John doesn't say any more. He just flips open the laptop, clicks and taps around for a few seconds, and then puts it down on the bed in front of her.

It's Meredith. Looking tired and a little pale and a lot frightened, and he's telling her that he's sorry about some things, and he's telling her that family is important.

He also says that he's found family on Atlantis.

It's not quite the apology she was hoping for. For one thing, this is from a year ago and even after he clearly survived, even after his epiphany or whatever it was, he still never called her. Never once. Not for Christmas, not for her birthday. He never sent a two note message saying he was fine and alive and all this time, he could have been dead.

She gets what John is trying to tell her. She's not stupid and unlike her brother, she does just fine with people. She knows that he's trying to tell her that Rodney is accepted here, which is sometimes far more important than being liked, that he's important, that he does great things, brave things, and that maybe one of the things he does is going to get him killed.
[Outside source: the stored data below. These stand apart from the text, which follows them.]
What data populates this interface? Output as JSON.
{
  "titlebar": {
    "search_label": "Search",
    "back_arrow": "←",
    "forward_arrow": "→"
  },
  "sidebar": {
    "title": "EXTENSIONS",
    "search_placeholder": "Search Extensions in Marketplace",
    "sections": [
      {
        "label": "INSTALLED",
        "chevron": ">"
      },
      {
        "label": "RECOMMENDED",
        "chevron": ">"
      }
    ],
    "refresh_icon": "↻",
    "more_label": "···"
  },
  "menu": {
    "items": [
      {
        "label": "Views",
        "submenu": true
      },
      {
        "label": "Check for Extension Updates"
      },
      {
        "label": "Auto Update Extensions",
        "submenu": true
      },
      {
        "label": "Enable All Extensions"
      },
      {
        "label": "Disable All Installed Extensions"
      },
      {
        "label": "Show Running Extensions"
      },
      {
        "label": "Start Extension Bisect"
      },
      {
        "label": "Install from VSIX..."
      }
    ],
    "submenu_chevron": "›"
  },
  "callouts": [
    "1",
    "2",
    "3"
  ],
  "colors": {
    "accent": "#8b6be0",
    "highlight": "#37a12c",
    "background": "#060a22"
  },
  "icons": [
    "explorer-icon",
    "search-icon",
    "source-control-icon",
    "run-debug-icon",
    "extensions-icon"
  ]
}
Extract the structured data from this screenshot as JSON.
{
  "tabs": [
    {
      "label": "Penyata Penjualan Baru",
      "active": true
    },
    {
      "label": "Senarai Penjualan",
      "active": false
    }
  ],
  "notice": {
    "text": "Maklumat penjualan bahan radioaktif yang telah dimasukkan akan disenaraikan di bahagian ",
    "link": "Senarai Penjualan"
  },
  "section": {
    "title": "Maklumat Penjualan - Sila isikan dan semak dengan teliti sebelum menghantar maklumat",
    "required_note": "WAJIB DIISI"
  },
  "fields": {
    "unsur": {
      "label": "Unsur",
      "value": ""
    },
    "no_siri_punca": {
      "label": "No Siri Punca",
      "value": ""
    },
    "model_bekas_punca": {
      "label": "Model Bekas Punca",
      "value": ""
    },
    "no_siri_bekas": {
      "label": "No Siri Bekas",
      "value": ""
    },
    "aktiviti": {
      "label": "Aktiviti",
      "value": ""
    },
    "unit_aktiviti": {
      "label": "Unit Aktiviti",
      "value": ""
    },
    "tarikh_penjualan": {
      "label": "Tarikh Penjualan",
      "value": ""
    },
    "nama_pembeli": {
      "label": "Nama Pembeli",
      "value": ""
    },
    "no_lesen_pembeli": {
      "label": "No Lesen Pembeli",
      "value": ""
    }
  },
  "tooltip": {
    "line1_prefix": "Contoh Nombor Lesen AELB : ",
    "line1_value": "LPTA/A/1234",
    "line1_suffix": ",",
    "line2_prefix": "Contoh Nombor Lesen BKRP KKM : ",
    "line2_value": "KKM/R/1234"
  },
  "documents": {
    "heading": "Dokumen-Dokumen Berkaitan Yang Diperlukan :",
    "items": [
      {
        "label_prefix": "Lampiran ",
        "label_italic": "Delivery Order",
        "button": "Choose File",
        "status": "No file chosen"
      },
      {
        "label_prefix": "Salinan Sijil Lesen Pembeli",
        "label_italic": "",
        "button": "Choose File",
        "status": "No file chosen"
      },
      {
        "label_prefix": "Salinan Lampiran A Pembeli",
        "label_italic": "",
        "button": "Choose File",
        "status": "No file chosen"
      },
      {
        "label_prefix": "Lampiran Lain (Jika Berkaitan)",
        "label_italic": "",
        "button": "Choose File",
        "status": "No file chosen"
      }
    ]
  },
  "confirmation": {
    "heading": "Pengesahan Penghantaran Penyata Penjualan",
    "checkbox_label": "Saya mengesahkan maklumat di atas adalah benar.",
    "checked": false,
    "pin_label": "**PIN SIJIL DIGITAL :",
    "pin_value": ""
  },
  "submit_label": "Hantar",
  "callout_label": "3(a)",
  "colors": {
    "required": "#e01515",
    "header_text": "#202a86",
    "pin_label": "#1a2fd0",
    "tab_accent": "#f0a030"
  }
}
A part of her is suddenly so glad that the three people who laughed at Rodney for his embarrassing childhood tics and traumas were not actually doing so out of spite. At least one person cares a little because John is right there, sitting comfortably in a chair beside her bed and showing her private recordings that Rodney made for her a year ago.

She's glad of that, at least.

"When did he record this?" she asks.

And John gives her a less than satisfactory answer but Meredith comes in at that point, so she's pretty sure she could just wheedle it out of her big brother instead.

Having him ask her if she is happy becomes one of the nicest moments of the past four years. Even if she intends to never ever tell him that.